Not surprisingly, the case is attracting heavy interest around the country.
The Sacramento Bee today
reports that Sacramento’s City Council has voted to join other cities arguing in support of Chicago’s right to regulate the posssesion and use of firearms.
Other cities invited to file briefs supporting Chicago include Baltimore, Cleveland, Los Angeles, and Philadelphia.
Sacramento City councilman Kevin McCarty, who supports the city’s involvement in the case, told the Bee that guns “are most likely to be used by assailants or people who shouldn’t have guns in the first place.”
But there is plenty of firepower on the other side of the case.
Many states, including Texas, Ohio, and Pennsylvania, have filed an amicus brief arguing that Chicago’s handgun ban is unconstitutional.

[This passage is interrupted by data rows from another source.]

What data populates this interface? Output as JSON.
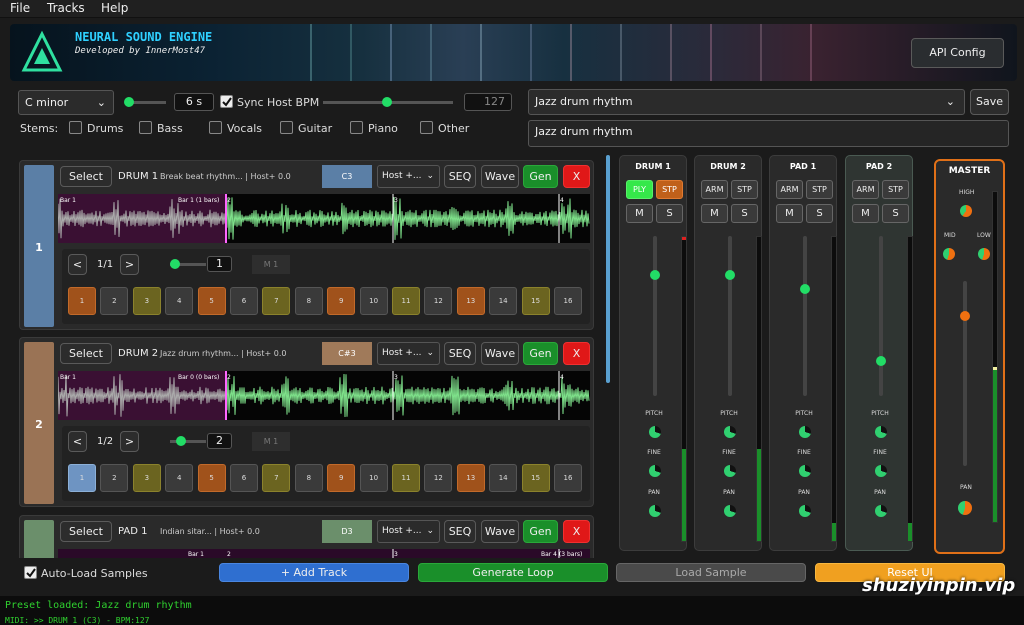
{
  "menu": {
    "file": "File",
    "tracks": "Tracks",
    "help": "Help"
  },
  "banner": {
    "title": "NEURAL SOUND ENGINE",
    "subtitle": "Developed by InnerMost47",
    "api_config": "API Config"
  },
  "controls": {
    "key": "C minor",
    "length": "6 s",
    "sync_label": "Sync Host BPM",
    "bpm": "127",
    "preset": "Jazz drum rhythm",
    "prompt": "Jazz drum rhythm",
    "save": "Save",
    "stems_label": "Stems:"
  },
  "stems": [
    "Drums",
    "Bass",
    "Vocals",
    "Guitar",
    "Piano",
    "Other"
  ],
  "tracks": [
    {
      "num": "1",
      "color": "#5b7fa6",
      "select": "Select",
      "name": "DRUM 1",
      "desc": "Break beat rhythm... | Host+ 0.0",
      "note": "C3",
      "note_color": "#5b7fa6",
      "mode": "Host +...",
      "seq": "SEQ",
      "wave": "Wave",
      "gen": "Gen",
      "del": "X",
      "marker_a": "Bar 1",
      "marker_b": "Bar 1 (1 bars)",
      "marker_b2": "2",
      "marker_c": "3",
      "marker_d": "4",
      "page": "1/1",
      "step_val": "1",
      "mute": "M 1",
      "pads": [
        {
          "n": "1",
          "s": "org"
        },
        {
          "n": "2",
          "s": "gray"
        },
        {
          "n": "3",
          "s": "yel"
        },
        {
          "n": "4",
          "s": "gray"
        },
        {
          "n": "5",
          "s": "org"
        },
        {
          "n": "6",
          "s": "gray"
        },
        {
          "n": "7",
          "s": "yel"
        },
        {
          "n": "8",
          "s": "gray"
        },
        {
          "n": "9",
          "s": "org"
        },
        {
          "n": "10",
          "s": "gray"
        },
        {
          "n": "11",
          "s": "yel"
        },
        {
          "n": "12",
          "s": "gray"
        },
        {
          "n": "13",
          "s": "org"
        },
        {
          "n": "14",
          "s": "gray"
        },
        {
          "n": "15",
          "s": "yel"
        },
        {
          "n": "16",
          "s": "gray"
        }
      ]
    },
    {
      "num": "2",
      "color": "#9a7355",
      "select": "Select",
      "name": "DRUM 2",
      "desc": "Jazz drum rhythm... | Host+ 0.0",
      "note": "C#3",
      "note_color": "#a07a5a",
      "mode": "Host +...",
      "seq": "SEQ",
      "wave": "Wave",
      "gen": "Gen",
      "del": "X",
      "marker_a": "Bar 1",
      "marker_b": "Bar 0 (0 bars)",
      "marker_b2": "2",
      "marker_c": "3",
      "marker_d": "4",
      "page": "1/2",
      "step_val": "2",
      "mute": "M 1",
      "pads": [
        {
          "n": "1",
          "s": "blu"
        },
        {
          "n": "2",
          "s": "gray"
        },
        {
          "n": "3",
          "s": "yel"
        },
        {
          "n": "4",
          "s": "gray"
        },
        {
          "n": "5",
          "s": "org"
        },
        {
          "n": "6",
          "s": "gray"
        },
        {
          "n": "7",
          "s": "yel"
        },
        {
          "n": "8",
          "s": "gray"
        },
        {
          "n": "9",
          "s": "org"
        },
        {
          "n": "10",
          "s": "gray"
        },
        {
          "n": "11",
          "s": "yel"
        },
        {
          "n": "12",
          "s": "gray"
        },
        {
          "n": "13",
          "s": "org"
        },
        {
          "n": "14",
          "s": "gray"
        },
        {
          "n": "15",
          "s": "yel"
        },
        {
          "n": "16",
          "s": "gray"
        }
      ]
    },
    {
      "num": "",
      "color": "#6b8f6b",
      "select": "Select",
      "name": "PAD 1",
      "desc": "Indian sitar... | Host+ 0.0",
      "note": "D3",
      "note_color": "#6b8f6b",
      "mode": "Host +...",
      "seq": "SEQ",
      "wave": "Wave",
      "gen": "Gen",
      "del": "X",
      "marker_a": "Bar 1",
      "marker_b": "2",
      "marker_c": "3",
      "marker_d": "Bar 4 (3 bars)"
    }
  ],
  "mixer": [
    {
      "name": "DRUM 1",
      "b1": "PLY",
      "b2": "STP",
      "m": "M",
      "s": "S",
      "pitch": "PITCH",
      "fine": "FINE",
      "pan": "PAN",
      "level": 0.85
    },
    {
      "name": "DRUM 2",
      "b1": "ARM",
      "b2": "STP",
      "m": "M",
      "s": "S",
      "pitch": "PITCH",
      "fine": "FINE",
      "pan": "PAN",
      "level": 0.85
    },
    {
      "name": "PAD 1",
      "b1": "ARM",
      "b2": "STP",
      "m": "M",
      "s": "S",
      "pitch": "PITCH",
      "fine": "FINE",
      "pan": "PAN",
      "level": 0.7
    },
    {
      "name": "PAD 2",
      "b1": "ARM",
      "b2": "STP",
      "m": "M",
      "s": "S",
      "pitch": "PITCH",
      "fine": "FINE",
      "pan": "PAN",
      "level": 0.25
    }
  ],
  "master": {
    "title": "MASTER",
    "high": "HIGH",
    "mid": "MID",
    "low": "LOW",
    "pan": "PAN"
  },
  "bottom": {
    "autoload": "Auto-Load Samples",
    "add_track": "+ Add Track",
    "generate": "Generate Loop",
    "load_sample": "Load Sample",
    "reset": "Reset UI"
  },
  "status": {
    "line1": "Preset loaded: Jazz drum rhythm",
    "line2": "MIDI: >> DRUM 1 (C3) - BPM:127"
  },
  "watermark": "shuziyinpin.vip",
  "colors": {
    "accent_green": "#1a8f2a",
    "accent_red": "#e01818",
    "accent_blue": "#2f6fd0",
    "accent_orange": "#f0a020",
    "master_border": "#e07018",
    "status_green": "#2fd02f"
  }
}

Here’s a link to that brief.
At issue in the McDonald case is whether the Second Amendment right to bear arms applies to states.
In D.C. v. Heller, the Supremes a few terms back ruled that Washington, D.C.’s gun-control ordinance violated the Constitution, but that ruling dealt with a federal statute, not state law. Several courts, including the Seventh Circuit in the McDonald case, have since ruled that the Second Amendment does not apply to the states.
To get at whether the Second Amendment binds states and localities may require a parsing of the 14th Amendment’s Privileges and Immunities Clause, namely whether the right to bear arms is a privilege that can not be abridged by states.